かわをかぶった化け物。人から暴力を受けるためだけに創られた化け物。


「けっこうスッキリするでしょ」


 彼は人差し指と中指でたばこを挟みながら、歯型の残るフィルターを親指で弾き、左右に振っている。紫煙が揺れた。彼のにおいが部屋中に広がっていった。


「足りないならいくらでもどうぞ。おれのじゃないし、おれ痛くもないし」


 愛理は初めて人を殴った衝撃で、肩で息をするほど動揺していた自分に気づいていなかった。だから彼の言葉にうなずいて、左手をベッドに軽くつくと、右手の拳を何度も彼女の顔に打ち込んだ。こんなに頬の骨って折れないんだ。軟骨なんだから、鼻の骨くらいは折れたって、いいのにね。指の第二関節が、痛い。やけになった。拳を振り下ろす。小指の側面が、彼女のひたいにぶつかる。ぺちんって、ほらまた、バカが鳴いた。小指の爪が、手のひらに刺さる。痛い。痛い。痛い。殴らせてくる愛理が悪いんだと、彼は言った。殴る方が痛いんだよと、彼は言った。あれは本当だったんだと、人を殴る立場になって、初めてわかった。痛い。人を殴るのって、痛いんだ。それなのに、この女はちっとも痛がらない。それが、それがよけいに、愛理の奥から怒りを引き出す。引きずり出されていく。だから手が止められない。止まらない。痛い。痛い。血が見えた。彼女の体が、痛いといっている証だ。左の頬に、血が、殴ってこすれた。愛理は手を止めた。彼女が、どこから血を流しているのか見るために。

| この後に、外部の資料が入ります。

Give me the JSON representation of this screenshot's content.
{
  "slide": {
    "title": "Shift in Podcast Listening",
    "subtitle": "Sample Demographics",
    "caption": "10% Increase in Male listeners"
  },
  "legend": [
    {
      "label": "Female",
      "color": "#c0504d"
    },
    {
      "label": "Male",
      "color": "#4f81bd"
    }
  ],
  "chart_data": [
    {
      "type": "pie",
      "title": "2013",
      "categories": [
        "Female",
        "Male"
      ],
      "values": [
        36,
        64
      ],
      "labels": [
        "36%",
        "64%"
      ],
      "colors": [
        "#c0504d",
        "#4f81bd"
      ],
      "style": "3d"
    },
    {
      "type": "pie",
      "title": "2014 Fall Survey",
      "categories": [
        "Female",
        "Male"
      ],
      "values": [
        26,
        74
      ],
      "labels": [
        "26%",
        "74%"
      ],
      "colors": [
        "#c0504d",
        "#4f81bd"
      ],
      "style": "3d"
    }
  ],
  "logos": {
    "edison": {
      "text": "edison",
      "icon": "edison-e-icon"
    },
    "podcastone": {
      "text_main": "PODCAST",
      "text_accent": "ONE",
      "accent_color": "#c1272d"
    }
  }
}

「あーあ」たばこを空き缶に入れた彼が近づいてくる。「いくら爪短くたってさ、そんなにやったら刺さるよ」


 彼によって広げられた手のひらに、赤い三日月が三つも浮かんでいた。体が痛がっていたのは私の方。じゃあ、彼女は? 何も変わっていない。愛理は腰の力が抜けて、彼女の上にぺたりと座り込んだ。疲労が、油断をした隙にどっと覆いかぶさってきた。汗が突如、吹き出した。すると一気に、全身が冷えていく。この女は本当に、泥棒猫の盗人だった。


「またおいでよ」


 耳から注がれる呪いの言葉に、愛理は彼を見た。たまに食べる甘いものの、おいしさといったらない。食べたあとの後悔なんかよりも、その甘さが欲しい。